We're used to seeing von and van in names famous and not. Now it's time to explain their meaning and what you might learn about someone's ancestors from those three little letters.
We all know of various von’s:
Baron von Richthofen, the Red Baron;
Count or Graf von Zeppelin with the zeppelins he invented;
Wernher von Braun with the rockets he devised;
the von Trapp family of the Sound of Music.
By the way, Germans pronounce "v" as an "f", so "von" sounds like "fonn." (unless the word is foreign, then it’s pronounced “v”, like "vampir.")
But that von in all those names- what does it mean? It means nobility. It means ‘from.’ Nobility was defined by birth, but originally from holding land, and your family name was the land you held. Not just in German, but French, Italian, Spanish etc.
The German von means ‘from’. French has de, Italian has di and its variants, English has of, which indicated where a person was from- in none of these languages was it used exclusively for nobles, but most noble families used it to indicate their land holding, a central basis for noble status.
English and French Names Show "from" as well
England used “of”, or “de” to show where a noble (or commoner) was from:
Richard of Shrewsbury, Duke of York, that murdered prince
Anne of Cleves (Anna von Kleve in German, Henry VIII’s fifth wife)
William of Occam, a monk rather than a lord
The English prince John of Gaunt was so called simply because he was the John who had been born in Ghent (Gaunt, in those days).
In English, commoners would more often use ‘at’ if they were known by their location: Atwood, Atwater, etc., and even the at or on might fall away (the Kelly on the hill becomes Kelly Hill). French names with variants of de were never a reliable indicator of nobility; the WWII leader Charles de Gaulle’s name appears to have been Flemish/Dutch in origin, van der Waulle/van der Wal ‘the guy with the house up against the (city) wall’. Several French presidents helped themselves to a noble-sounding de without such heritage. those faux nobles.
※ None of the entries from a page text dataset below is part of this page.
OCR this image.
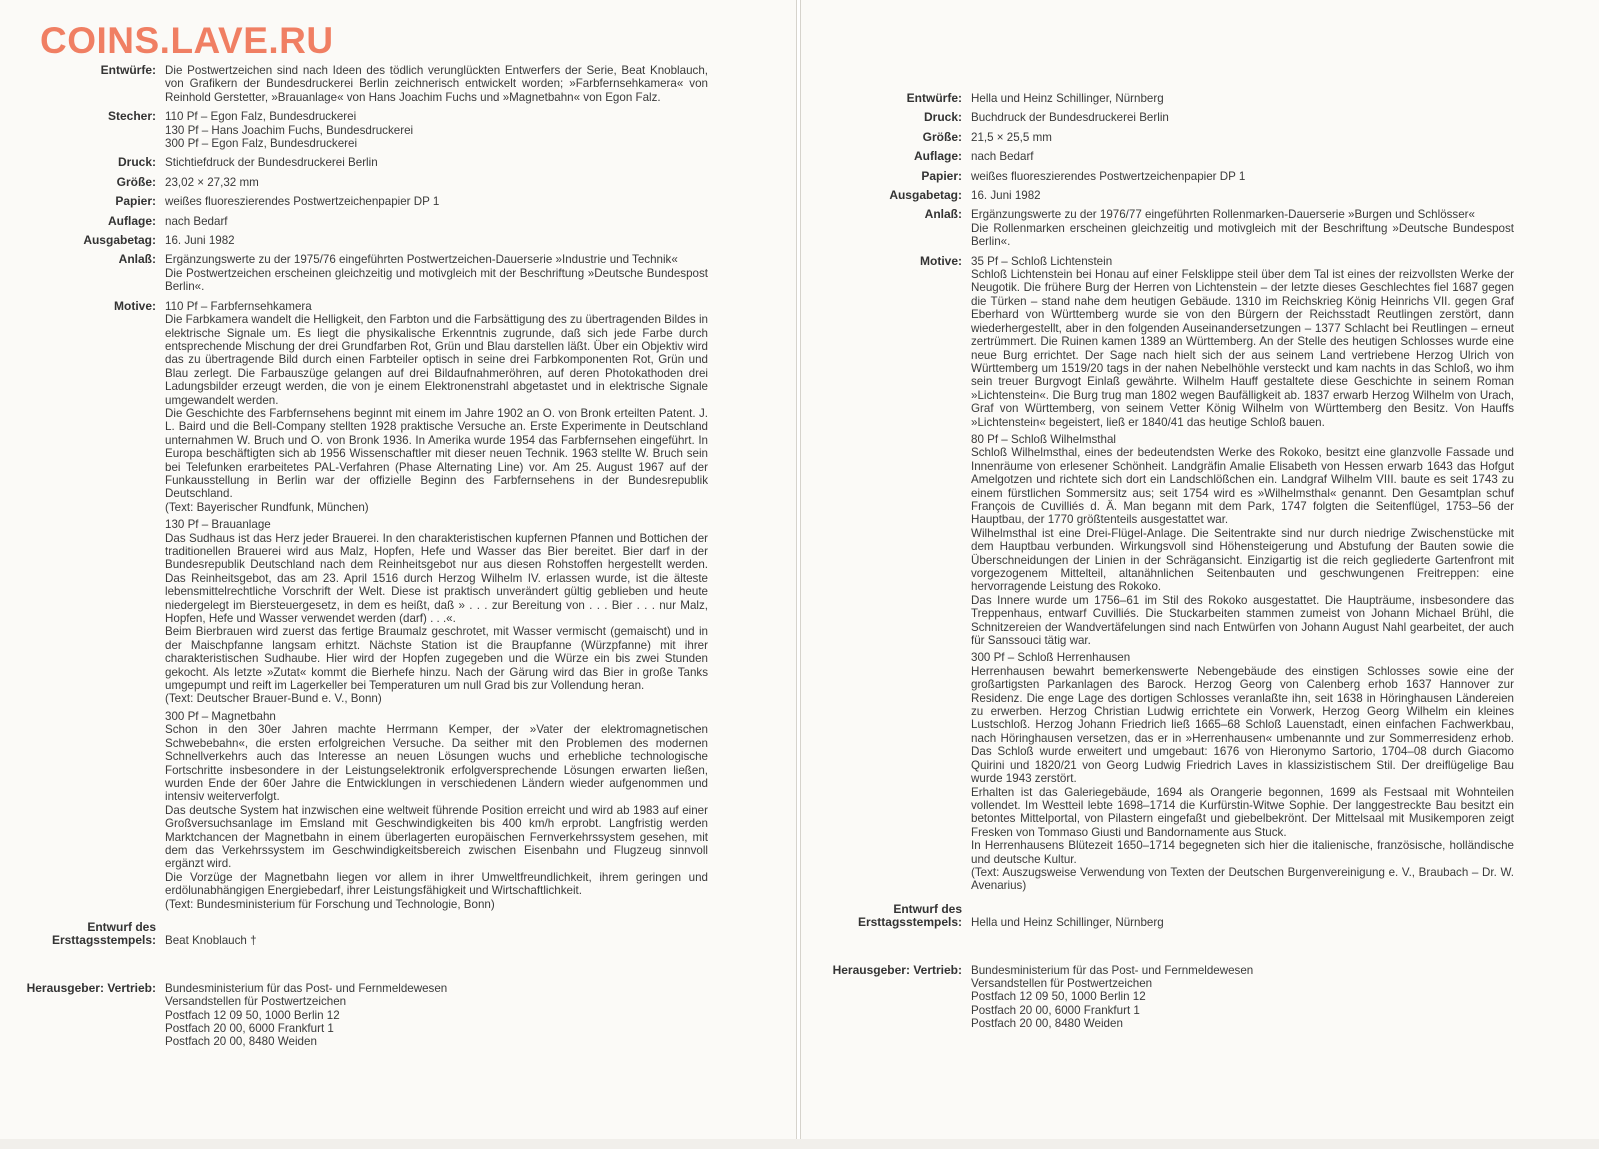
COINS.LAVE.RU
Entwürfe: Die Postwertzeichen sind nach Ideen des tödlich verunglückten Entwerfers der Serie, Beat Knoblauch, von Grafikern der Bundesdruckerei Berlin zeichnerisch entwickelt worden; »Farbfernsehkamera« von Reinhold Gerstetter, »Brauanlage« von Hans Joachim Fuchs und »Magnetbahn« von Egon Falz.

Stecher: 110 Pf – Egon Falz, Bundesdruckerei
130 Pf – Hans Joachim Fuchs, Bundesdruckerei
300 Pf – Egon Falz, Bundesdruckerei
Druck: Stichtiefdruck der Bundesdruckerei Berlin

Größe: 23,02 × 27,32 mm

Papier: weißes fluoreszierendes Postwertzeichenpapier DP 1

Auflage: nach Bedarf

Ausgabetag: 16. Juni 1982

Anlaß: Ergänzungswerte zu der 1975/76 eingeführten Postwertzeichen-Dauerserie »Industrie und Technik«

Die Postwertzeichen erscheinen gleichzeitig und motivgleich mit der Beschriftung »Deutsche Bundespost Berlin«.

Motive: 110 Pf – Farbfernsehkamera

Die Farbkamera wandelt die Helligkeit, den Farbton und die Farbsättigung des zu übertragenden Bildes in elektrische Signale um. Es liegt die physikalische Erkenntnis zugrunde, daß sich jede Farbe durch entsprechende Mischung der drei Grundfarben Rot, Grün und Blau darstellen läßt. Über ein Objektiv wird das zu übertragende Bild durch einen Farbteiler optisch in seine drei Farbkomponenten Rot, Grün und Blau zerlegt. Die Farbauszüge gelangen auf drei Bildaufnahmeröhren, auf deren Photokathoden drei Ladungsbilder erzeugt werden, die von je einem Elektronenstrahl abgetastet und in elektrische Signale umgewandelt werden.

Die Geschichte des Farbfernsehens beginnt mit einem im Jahre 1902 an O. von Bronk erteilten Patent. J. L. Baird und die Bell-Company stellten 1928 praktische Versuche an. Erste Experimente in Deutschland unternahmen W. Bruch und O. von Bronk 1936. In Amerika wurde 1954 das Farbfernsehen eingeführt. In Europa beschäftigten sich ab 1956 Wissenschaftler mit dieser neuen Technik. 1963 stellte W. Bruch sein bei Telefunken erarbeitetes PAL-Verfahren (Phase Alternating Line) vor. Am 25. August 1967 auf der Funkausstellung in Berlin war der offizielle Beginn des Farbfernsehens in der Bundesrepublik Deutschland.

(Text: Bayerischer Rundfunk, München)

130 Pf – Brauanlage

Das Sudhaus ist das Herz jeder Brauerei. In den charakteristischen kupfernen Pfannen und Bottichen der traditionellen Brauerei wird aus Malz, Hopfen, Hefe und Wasser das Bier bereitet. Bier darf in der Bundesrepublik Deutschland nach dem Reinheitsgebot nur aus diesen Rohstoffen hergestellt werden. Das Reinheitsgebot, das am 23. April 1516 durch Herzog Wilhelm IV. erlassen wurde, ist die älteste lebensmittelrechtliche Vorschrift der Welt. Diese ist praktisch unverändert gültig geblieben und heute niedergelegt im Biersteuergesetz, in dem es heißt, daß » . . . zur Bereitung von . . . Bier . . . nur Malz, Hopfen, Hefe und Wasser verwendet werden (darf) . . .«.

Beim Bierbrauen wird zuerst das fertige Braumalz geschrotet, mit Wasser vermischt (gemaischt) und in der Maischpfanne langsam erhitzt. Nächste Station ist die Braupfanne (Würzpfanne) mit ihrer charakteristischen Sudhaube. Hier wird der Hopfen zugegeben und die Würze ein bis zwei Stunden gekocht. Als letzte »Zutat« kommt die Bierhefe hinzu. Nach der Gärung wird das Bier in große Tanks umgepumpt und reift im Lagerkeller bei Temperaturen um null Grad bis zur Vollendung heran.

(Text: Deutscher Brauer-Bund e. V., Bonn)

300 Pf – Magnetbahn

Schon in den 30er Jahren machte Herrmann Kemper, der »Vater der elektromagnetischen Schwebebahn«, die ersten erfolgreichen Versuche. Da seither mit den Problemen des modernen Schnellverkehrs auch das Interesse an neuen Lösungen wuchs und erhebliche technologische Fortschritte insbesondere in der Leistungselektronik erfolgversprechende Lösungen erwarten ließen, wurden Ende der 60er Jahre die Entwicklungen in verschiedenen Ländern wieder aufgenommen und intensiv weiterverfolgt.

Das deutsche System hat inzwischen eine weltweit führende Position erreicht und wird ab 1983 auf einer Großversuchsanlage im Emsland mit Geschwindigkeiten bis 400 km/h erprobt. Langfristig werden Marktchancen der Magnetbahn in einem überlagerten europäischen Fernverkehrssystem gesehen, mit dem das Verkehrssystem im Geschwindigkeitsbereich zwischen Eisenbahn und Flugzeug sinnvoll ergänzt wird.

Die Vorzüge der Magnetbahn liegen vor allem in ihrer Umweltfreundlichkeit, ihrem geringen und erdölunabhängigen Energiebedarf, ihrer Leistungsfähigkeit und Wirtschaftlichkeit.

(Text: Bundesministerium für Forschung und Technologie, Bonn)

Entwurf des Ersttagsstempels: Beat Knoblauch †

Herausgeber: Vertrieb: Bundesministerium für das Post- und Fernmeldewesen
Versandstellen für Postwertzeichen
Postfach 12 09 50, 1000 Berlin 12
Postfach 20 00, 6000 Frankfurt 1
Postfach 20 00, 8480 Weiden
Entwürfe: Hella und Heinz Schillinger, Nürnberg

Druck: Buchdruck der Bundesdruckerei Berlin

Größe: 21,5 × 25,5 mm

Auflage: nach Bedarf

Papier: weißes fluoreszierendes Postwertzeichenpapier DP 1

Ausgabetag: 16. Juni 1982

Anlaß: Ergänzungswerte zu der 1976/77 eingeführten Rollenmarken-Dauerserie »Burgen und Schlösser«

Die Rollenmarken erscheinen gleichzeitig und motivgleich mit der Beschriftung »Deutsche Bundespost Berlin«.

Motive: 35 Pf – Schloß Lichtenstein

Schloß Lichtenstein bei Honau auf einer Felsklippe steil über dem Tal ist eines der reizvollsten Werke der Neugotik. Die frühere Burg der Herren von Lichtenstein – der letzte dieses Geschlechtes fiel 1687 gegen die Türken – stand nahe dem heutigen Gebäude. 1310 im Reichskrieg König Heinrichs VII. gegen Graf Eberhard von Württemberg wurde sie von den Bürgern der Reichsstadt Reutlingen zerstört, dann wiederhergestellt, aber in den folgenden Auseinandersetzungen – 1377 Schlacht bei Reutlingen – erneut zertrümmert. Die Ruinen kamen 1389 an Württemberg. An der Stelle des heutigen Schlosses wurde eine neue Burg errichtet. Der Sage nach hielt sich der aus seinem Land vertriebene Herzog Ulrich von Württemberg um 1519/20 tags in der nahen Nebelhöhle versteckt und kam nachts in das Schloß, wo ihm sein treuer Burgvogt Einlaß gewährte. Wilhelm Hauff gestaltete diese Geschichte in seinem Roman »Lichtenstein«. Die Burg trug man 1802 wegen Baufälligkeit ab. 1837 erwarb Herzog Wilhelm von Urach, Graf von Württemberg, von seinem Vetter König Wilhelm von Württemberg den Besitz. Von Hauffs »Lichtenstein« begeistert, ließ er 1840/41 das heutige Schloß bauen.

80 Pf – Schloß Wilhelmsthal

Schloß Wilhelmsthal, eines der bedeutendsten Werke des Rokoko, besitzt eine glanzvolle Fassade und Innenräume von erlesener Schönheit. Landgräfin Amalie Elisabeth von Hessen erwarb 1643 das Hofgut Amelgotzen und richtete sich dort ein Landschlößchen ein. Landgraf Wilhelm VIII. baute es seit 1743 zu einem fürstlichen Sommersitz aus; seit 1754 wird es »Wilhelmsthal« genannt. Den Gesamtplan schuf François de Cuvilliés d. Ä. Man begann mit dem Park, 1747 folgten die Seitenflügel, 1753–56 der Hauptbau, der 1770 größtenteils ausgestattet war.

Wilhelmsthal ist eine Drei-Flügel-Anlage. Die Seitentrakte sind nur durch niedrige Zwischenstücke mit dem Hauptbau verbunden. Wirkungsvoll sind Höhensteigerung und Abstufung der Bauten sowie die Überschneidungen der Linien in der Schrägansicht. Einzigartig ist die reich gegliederte Gartenfront mit vorgezogenem Mittelteil, altanähnlichen Seitenbauten und geschwungenen Freitreppen: eine hervorragende Leistung des Rokoko.

Das Innere wurde um 1756–61 im Stil des Rokoko ausgestattet. Die Haupträume, insbesondere das Treppenhaus, entwarf Cuvilliés. Die Stuckarbeiten stammen zumeist von Johann Michael Brühl, die Schnitzereien der Wandvertäfelungen sind nach Entwürfen von Johann August Nahl gearbeitet, der auch für Sanssouci tätig war.

300 Pf – Schloß Herrenhausen

Herrenhausen bewahrt bemerkenswerte Nebengebäude des einstigen Schlosses sowie eine der großartigsten Parkanlagen des Barock. Herzog Georg von Calenberg erhob 1637 Hannover zur Residenz. Die enge Lage des dortigen Schlosses veranlaßte ihn, seit 1638 in Höringhausen Ländereien zu erwerben. Herzog Christian Ludwig errichtete ein Vorwerk, Herzog Georg Wilhelm ein kleines Lustschloß. Herzog Johann Friedrich ließ 1665–68 Schloß Lauenstadt, einen einfachen Fachwerkbau, nach Höringhausen versetzen, das er in »Herrenhausen« umbenannte und zur Sommerresidenz erhob. Das Schloß wurde erweitert und umgebaut: 1676 von Hieronymo Sartorio, 1704–08 durch Giacomo Quirini und 1820/21 von Georg Ludwig Friedrich Laves in klassizistischem Stil. Der dreiflügelige Bau wurde 1943 zerstört.

Erhalten ist das Galeriegebäude, 1694 als Orangerie begonnen, 1699 als Festsaal mit Wohnteilen vollendet. Im Westteil lebte 1698–1714 die Kurfürstin-Witwe Sophie. Der langgestreckte Bau besitzt ein betontes Mittelportal, von Pilastern eingefaßt und giebelbekrönt. Der Mittelsaal mit Musikemporen zeigt Fresken von Tommaso Giusti und Bandornamente aus Stuck.

In Herrenhausens Blütezeit 1650–1714 begegneten sich hier die italienische, französische, holländische und deutsche Kultur.

(Text: Auszugsweise Verwendung von Texten der Deutschen Burgenvereinigung e. V., Braubach – Dr. W. Avenarius)

Entwurf des Ersttagsstempels: Hella und Heinz Schillinger, Nürnberg

Herausgeber: Vertrieb: Bundesministerium für das Post- und Fernmeldewesen
Versandstellen für Postwertzeichen
Postfach 12 09 50, 1000 Berlin 12
Postfach 20 00, 6000 Frankfurt 1
Postfach 20 00, 8480 Weiden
Wait- Ludwig vAn Beethoven?
The "a" should clue you in that Beethoven's family was at some point Dutch. In Dutch, van has always been in robust usage among the general population, with the same 'from' meaning of von: van der Graft - from the canal van der Bergh - from the mountain van Leeuwenhoek - from the town of Leeuwenhoek van Dyck (actually van Dijk, pronounced ‘vahnn dike’, the Dutch really do pronounce it ‘v’ all the time, unlike the Germans).
We know lots of Dutch van names- van Gogh, Van Helsing, Vanderbilt, Martin Van Buren (the only U.S. president not to speak English as his home language- his family still spoke Dutch at home, in New Holland/New York state). William of Orange (Willem van Oranje in Dutch) is an example of a van who was actually of nobility.
Ludwig van Beethoven was not a noble, since van is the Dutch version, but he did try to pull a fast one in Vienna, filing for the custody hearing for his nephew in the court reserved for nobles, counting on them not to question his social status. And got chewed out when he got caught.
Noble vs. Non-Noble "von"
In the German-speaking countries, von is usually assumed to mark nobility, but there are some non-noble families who have always used it, primarily in northwest Germany (near the Netherlands) and in Switzerland (where the aristocracy played less of a role than in Germany). For example von Doemming, von Eynern, v.Felbert, v.Duisburg.
Bavaria on the other hand gradually reserved von for nobles, although non-nobles sometimes held on to their von by combining it into the family name: von Sicht became Vonsicht, von Hof became Vonhof, etc. When commoners were ennobled, they would typically add von to their name (von Goethe, von Schiller), but sometimes would pick an additional name to put the von on- something grand, or the site of the battle they won their spurs at.
In 1919, the aristocracy was stripped of all special privilege; von was henceforth just part of their name. Austria actually made the use of von illegal in 1919. Speaking of Austrians, the Imperial dynasty the von Hapsburg line were ‘from the Habichtsburg/Hawk Castle’, their ancestral home.
More rarely you’ll see von und zu (“fawn oont tzoo”, 'from and at’). Von to tell you where they originally held land, and zu indicated where they currently held land, so von und zu meant they were still holding the same ancestral land after all these centuries, like Fürst von und zu Liechtenstein, the prince of the postage stamp country of Liechtenstein. If the von and zu named different places, say, von Weißstein zu Schwarzfels, the von indicates where their noble house originated, but the zu indicated where they currently ruled, typically when the land was split up among heirs. Danish officers from 1770 to 1860 could add von to their name- officers were traditionally from the nobility, but less and less as time went on, so a Danish von is no guarantee of nobility. And, of course, a Scandinavian with a von may just be descended from a German noble immigrant- many Germans moved north as professionals, or craftsmen, or as farmers.
A von in your family tree might not be noble, but it more than likely is.